Wrap the dough ball in plastic wrap and let it rest for 1 hour in the refrigerator.
Clean the artichokes by removing most of the stem, the tougher outer leaves and the tips.
Cut them in half and remove the inner choke. From each half cut thin wedges and place them in acidulated water with lemon juice. In a skillet add a drizzle of oil and brown the garlic clove.
Add the well-drained artichokes and let them cook for 10 minutes. With the heat turned off remove the garlic, add the dry or fresh marjoram, mix and let cool.
In a bowl put the ricotta, the cold artichokes (if too large you can cut them in half), the egg, the Pecorino, salt and pepper. Mix everything and set aside.

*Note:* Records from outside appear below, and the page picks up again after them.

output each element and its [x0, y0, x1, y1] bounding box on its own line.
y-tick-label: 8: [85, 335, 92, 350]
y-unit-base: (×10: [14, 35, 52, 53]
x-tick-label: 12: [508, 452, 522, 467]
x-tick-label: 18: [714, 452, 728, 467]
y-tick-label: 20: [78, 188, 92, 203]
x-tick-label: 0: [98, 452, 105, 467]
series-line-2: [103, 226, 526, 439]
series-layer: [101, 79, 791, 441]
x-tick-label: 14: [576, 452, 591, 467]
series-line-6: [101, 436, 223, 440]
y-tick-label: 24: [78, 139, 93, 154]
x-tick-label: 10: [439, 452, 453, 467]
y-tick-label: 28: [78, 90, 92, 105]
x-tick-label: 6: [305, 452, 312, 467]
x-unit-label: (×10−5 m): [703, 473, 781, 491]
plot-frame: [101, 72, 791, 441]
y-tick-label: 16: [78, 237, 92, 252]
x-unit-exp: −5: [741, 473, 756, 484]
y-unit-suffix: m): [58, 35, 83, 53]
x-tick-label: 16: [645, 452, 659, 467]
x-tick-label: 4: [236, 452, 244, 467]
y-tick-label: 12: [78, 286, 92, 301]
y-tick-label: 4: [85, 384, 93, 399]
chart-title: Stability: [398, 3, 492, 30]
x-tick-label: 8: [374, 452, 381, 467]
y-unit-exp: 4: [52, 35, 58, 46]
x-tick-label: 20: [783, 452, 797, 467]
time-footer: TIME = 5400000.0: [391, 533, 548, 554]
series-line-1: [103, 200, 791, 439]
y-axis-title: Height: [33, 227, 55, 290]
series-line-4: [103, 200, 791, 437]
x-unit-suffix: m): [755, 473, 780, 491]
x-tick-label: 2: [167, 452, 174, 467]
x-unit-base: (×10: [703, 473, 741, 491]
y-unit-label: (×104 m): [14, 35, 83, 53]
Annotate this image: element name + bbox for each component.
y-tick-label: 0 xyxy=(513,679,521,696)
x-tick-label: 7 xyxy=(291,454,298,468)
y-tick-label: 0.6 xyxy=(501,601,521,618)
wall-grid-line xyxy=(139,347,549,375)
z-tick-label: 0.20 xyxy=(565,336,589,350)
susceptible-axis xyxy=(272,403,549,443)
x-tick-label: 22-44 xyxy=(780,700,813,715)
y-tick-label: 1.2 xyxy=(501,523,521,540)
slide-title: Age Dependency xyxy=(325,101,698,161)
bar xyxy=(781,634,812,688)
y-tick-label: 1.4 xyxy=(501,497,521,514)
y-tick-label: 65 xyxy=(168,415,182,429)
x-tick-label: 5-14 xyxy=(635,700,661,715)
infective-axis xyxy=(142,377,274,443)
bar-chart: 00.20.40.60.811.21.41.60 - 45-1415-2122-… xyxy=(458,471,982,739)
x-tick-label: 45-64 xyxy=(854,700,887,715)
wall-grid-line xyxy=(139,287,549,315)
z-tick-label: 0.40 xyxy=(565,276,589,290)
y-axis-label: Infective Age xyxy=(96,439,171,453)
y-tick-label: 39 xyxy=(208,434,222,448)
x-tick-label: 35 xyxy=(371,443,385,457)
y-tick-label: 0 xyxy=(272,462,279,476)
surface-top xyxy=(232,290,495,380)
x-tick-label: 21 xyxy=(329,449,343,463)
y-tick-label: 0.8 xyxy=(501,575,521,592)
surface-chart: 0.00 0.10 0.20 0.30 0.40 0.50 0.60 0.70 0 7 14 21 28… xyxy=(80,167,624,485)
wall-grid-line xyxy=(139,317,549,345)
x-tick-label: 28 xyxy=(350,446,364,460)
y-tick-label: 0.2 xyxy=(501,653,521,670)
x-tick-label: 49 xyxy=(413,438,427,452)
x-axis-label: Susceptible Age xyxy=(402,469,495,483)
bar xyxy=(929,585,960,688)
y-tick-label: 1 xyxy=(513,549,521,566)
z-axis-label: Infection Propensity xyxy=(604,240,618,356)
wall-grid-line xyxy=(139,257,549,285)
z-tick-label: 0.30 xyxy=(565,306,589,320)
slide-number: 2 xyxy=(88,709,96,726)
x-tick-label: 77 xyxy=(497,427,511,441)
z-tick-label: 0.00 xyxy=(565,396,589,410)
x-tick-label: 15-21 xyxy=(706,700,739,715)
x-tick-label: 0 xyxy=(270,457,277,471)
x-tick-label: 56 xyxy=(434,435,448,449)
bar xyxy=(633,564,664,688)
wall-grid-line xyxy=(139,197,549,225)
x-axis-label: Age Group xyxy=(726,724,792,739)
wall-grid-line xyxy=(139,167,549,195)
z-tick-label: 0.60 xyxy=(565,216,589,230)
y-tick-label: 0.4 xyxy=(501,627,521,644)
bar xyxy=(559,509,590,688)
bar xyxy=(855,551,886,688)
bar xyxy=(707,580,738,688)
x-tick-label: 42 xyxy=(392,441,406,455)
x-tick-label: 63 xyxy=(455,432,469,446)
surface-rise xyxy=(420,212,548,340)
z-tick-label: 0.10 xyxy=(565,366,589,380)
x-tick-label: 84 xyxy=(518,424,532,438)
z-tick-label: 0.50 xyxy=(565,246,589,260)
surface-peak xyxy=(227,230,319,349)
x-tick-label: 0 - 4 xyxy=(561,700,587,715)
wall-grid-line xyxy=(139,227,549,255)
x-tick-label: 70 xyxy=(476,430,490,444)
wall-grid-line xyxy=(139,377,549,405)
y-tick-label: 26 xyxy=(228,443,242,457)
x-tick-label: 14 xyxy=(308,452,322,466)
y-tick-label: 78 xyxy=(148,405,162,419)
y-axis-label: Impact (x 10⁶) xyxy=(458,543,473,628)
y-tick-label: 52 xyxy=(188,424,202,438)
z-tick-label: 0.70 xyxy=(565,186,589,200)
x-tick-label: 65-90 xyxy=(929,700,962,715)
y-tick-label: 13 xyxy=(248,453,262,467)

Divide the dough into three parts and, using a rolling pin and some flour, roll each part until you obtain a very thin sheet—you should almost be able to see your hands through it.
Oil a pan 8.7 in in diameter, lay the first sheet, pressing it well along the edges, brush it with oil and place another sheet on top.
Pour in the artichoke mixture and level it.
Using the back of a spoon make 4 wells and place an egg in each one.
Sprinkle with the Parmesan and cover with another sheet.
Trim the excess dough (you can use it to make small flatbreads), tuck in the edges, brush the surface of the pasqualina pie with oil and bake in a preheated static oven at 356°F for 45-50 minutes or until lightly golden.
Once baked, remove the PASQUALINA PIE WITH ARTICHOKES from the oven and let it cool completely. Then unmold and serve sliced into wedges.
STORAGE
The pasqualina pie with artichokes can be stored in the refrigerator for up to 2-3 days. It is important to wrap it well in plastic wrap or keep it in an airtight container to prevent it from drying out or absorbing odors from the fridge.
If you prefer to store it longer, you can also freeze it. To do so, wrap the pie in aluminum foil or plastic wrap, then put it in a freezer bag or sealed container. Be sure to label it with the freezing date and consume within 1-2 months for best quality.
When you want to eat it, thaw it in the refrigerator overnight and reheat it in the oven at 356°F for about 10-15 minutes, or until heated through.